У худенькой, смуглой шевелятся брови, когда она задумывается, но когда она говорит, они у нее не двигаются. Порой она не договаривает слово
до конца, оно замирает на ее губах или так и долетает до меня недосказанным, - как недостроенный мостик, как затерявшаяся тропинка, как упавшая
звезда. Что знал я об этом раньше? Что знаю сейчас?.. Слова этого чужого языка, которого я почти не понимаю, усыпляют меня, стены полуосвещенной
комнаты с коричневыми обоями расплываются, и только склоненное надо мной лицо живет и светится в сонной тишине.
Как бесконечно много можно прочесть на лице, если еще час назад оно было чужим, а сейчас склонилось над тобой, даря тебе ласку, которая
исходит не от него, а словно струится из ночной темноты, из окружающего мира, из крови, лишь отражаясь в этом лице. Она разлита во всем, и все
вокруг преображается, становится каким-то необыкновенным; я почти с благоговением смотрю на свою белую кожу, когда на нее падает свет лампы и
прохладная смуглая рука ласково гладит ее.
Как все это не похоже на бордели для рядовых, которые нам разрешается посещать и где приходится становиться в длинную очередь. Мне не хочется
вспоминать о них, но они невольно приходят мне на ум, и мне становится страшно: а вдруг я уже никогда не смогу отделаться от этих воспоминаний?

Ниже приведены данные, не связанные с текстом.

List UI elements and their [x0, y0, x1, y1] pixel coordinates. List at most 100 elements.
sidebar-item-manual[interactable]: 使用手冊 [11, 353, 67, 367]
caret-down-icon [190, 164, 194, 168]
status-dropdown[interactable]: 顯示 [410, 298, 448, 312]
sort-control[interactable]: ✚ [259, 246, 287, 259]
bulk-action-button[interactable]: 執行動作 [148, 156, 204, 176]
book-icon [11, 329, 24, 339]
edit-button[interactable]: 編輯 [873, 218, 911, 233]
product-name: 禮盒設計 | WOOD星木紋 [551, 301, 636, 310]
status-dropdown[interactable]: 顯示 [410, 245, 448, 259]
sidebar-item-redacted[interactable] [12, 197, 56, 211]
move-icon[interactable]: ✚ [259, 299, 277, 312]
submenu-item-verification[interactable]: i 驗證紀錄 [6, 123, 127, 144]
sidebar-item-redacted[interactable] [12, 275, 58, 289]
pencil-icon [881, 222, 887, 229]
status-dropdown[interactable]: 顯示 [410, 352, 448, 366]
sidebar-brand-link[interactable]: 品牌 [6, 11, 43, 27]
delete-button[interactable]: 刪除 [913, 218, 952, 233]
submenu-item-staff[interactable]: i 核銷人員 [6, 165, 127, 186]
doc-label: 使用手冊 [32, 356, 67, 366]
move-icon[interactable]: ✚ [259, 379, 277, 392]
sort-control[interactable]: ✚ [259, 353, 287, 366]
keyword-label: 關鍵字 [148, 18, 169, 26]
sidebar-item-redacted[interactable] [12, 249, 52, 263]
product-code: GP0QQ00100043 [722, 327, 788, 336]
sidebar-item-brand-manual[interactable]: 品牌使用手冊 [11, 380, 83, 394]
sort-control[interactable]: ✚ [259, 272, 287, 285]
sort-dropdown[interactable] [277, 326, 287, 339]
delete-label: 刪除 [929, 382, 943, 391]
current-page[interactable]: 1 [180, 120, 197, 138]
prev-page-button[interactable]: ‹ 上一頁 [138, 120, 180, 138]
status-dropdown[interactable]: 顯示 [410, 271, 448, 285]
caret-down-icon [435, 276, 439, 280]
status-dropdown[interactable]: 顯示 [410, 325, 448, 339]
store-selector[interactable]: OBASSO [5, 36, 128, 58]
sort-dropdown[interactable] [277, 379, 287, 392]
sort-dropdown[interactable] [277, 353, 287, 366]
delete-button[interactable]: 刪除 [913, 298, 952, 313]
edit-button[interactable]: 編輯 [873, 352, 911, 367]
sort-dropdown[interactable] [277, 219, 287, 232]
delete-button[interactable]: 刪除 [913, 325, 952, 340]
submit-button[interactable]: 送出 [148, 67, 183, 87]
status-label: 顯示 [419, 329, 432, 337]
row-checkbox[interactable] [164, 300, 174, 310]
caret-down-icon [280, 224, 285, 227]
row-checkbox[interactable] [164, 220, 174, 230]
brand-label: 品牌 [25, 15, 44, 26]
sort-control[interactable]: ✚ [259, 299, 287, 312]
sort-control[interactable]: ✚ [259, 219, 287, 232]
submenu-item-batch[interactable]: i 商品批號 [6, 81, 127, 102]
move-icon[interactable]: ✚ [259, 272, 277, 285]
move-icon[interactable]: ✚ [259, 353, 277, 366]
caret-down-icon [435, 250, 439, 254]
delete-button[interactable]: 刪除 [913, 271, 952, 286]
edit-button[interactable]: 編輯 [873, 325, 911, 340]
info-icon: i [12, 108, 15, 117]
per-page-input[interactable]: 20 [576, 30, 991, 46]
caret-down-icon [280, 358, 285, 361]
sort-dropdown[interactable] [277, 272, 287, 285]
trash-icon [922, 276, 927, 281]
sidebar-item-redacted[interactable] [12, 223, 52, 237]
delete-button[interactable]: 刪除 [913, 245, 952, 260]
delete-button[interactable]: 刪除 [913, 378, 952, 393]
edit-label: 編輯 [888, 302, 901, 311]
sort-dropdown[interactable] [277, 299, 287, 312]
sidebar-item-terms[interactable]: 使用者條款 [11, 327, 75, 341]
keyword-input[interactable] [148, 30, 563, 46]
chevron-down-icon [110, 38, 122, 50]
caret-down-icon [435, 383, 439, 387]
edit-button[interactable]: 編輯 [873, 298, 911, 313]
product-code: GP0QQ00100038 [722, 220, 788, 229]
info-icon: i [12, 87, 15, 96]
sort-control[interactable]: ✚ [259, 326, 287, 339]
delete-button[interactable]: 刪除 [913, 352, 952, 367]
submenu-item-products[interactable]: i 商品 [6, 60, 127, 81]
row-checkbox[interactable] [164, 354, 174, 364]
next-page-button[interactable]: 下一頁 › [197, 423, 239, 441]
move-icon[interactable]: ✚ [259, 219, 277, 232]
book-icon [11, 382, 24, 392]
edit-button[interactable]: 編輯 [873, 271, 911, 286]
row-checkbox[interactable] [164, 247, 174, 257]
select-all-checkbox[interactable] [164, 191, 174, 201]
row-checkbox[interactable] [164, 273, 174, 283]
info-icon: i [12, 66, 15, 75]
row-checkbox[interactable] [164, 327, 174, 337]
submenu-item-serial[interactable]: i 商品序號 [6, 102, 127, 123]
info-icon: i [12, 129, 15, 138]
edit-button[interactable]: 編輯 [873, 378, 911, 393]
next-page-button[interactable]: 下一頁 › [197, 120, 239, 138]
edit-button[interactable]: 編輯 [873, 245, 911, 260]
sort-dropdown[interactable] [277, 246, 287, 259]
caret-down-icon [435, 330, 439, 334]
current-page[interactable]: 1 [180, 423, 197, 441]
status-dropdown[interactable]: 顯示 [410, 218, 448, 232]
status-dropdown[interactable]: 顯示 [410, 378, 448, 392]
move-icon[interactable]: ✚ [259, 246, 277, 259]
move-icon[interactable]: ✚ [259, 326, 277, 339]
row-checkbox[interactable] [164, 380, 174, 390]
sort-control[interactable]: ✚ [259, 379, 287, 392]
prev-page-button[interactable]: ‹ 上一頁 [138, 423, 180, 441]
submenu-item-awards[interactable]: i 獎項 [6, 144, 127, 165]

Но вот я ощущаю губы худенькой, смуглой и нетерпеливо тянусь к ним навстречу, и закрываю глаза, словно желая погасить в памяти все, что было:
войну, ее ужасы и мерзости, чтобы проснуться молодым и счастливым; я вспоминаю девушку на афише, и на минуту мне кажется, что вся моя жизнь
будет зависеть от того, смогу ли я обладать ею. И я еще крепче сжимаю держащие меня в объятиях руки, - может быть, сейчас произойдет какое-то
чудо.
Через некоторое время все три пары каким-то образом снова оказываются вместе. У Леера необыкновенно приподнятое настроение. Мы сердечно
прощаемся и суем ноги в сапоги. Ночной воздух холодит наши разгоряченные тела. Тополя высятся черными великанами и шелестят листвой. На небе и в
воде канала стоит месяц. Мы не бежим, мы идем рядом друг с другом большими шагами.
Леер говорит:
- За это не жалко отдать буханку хлеба.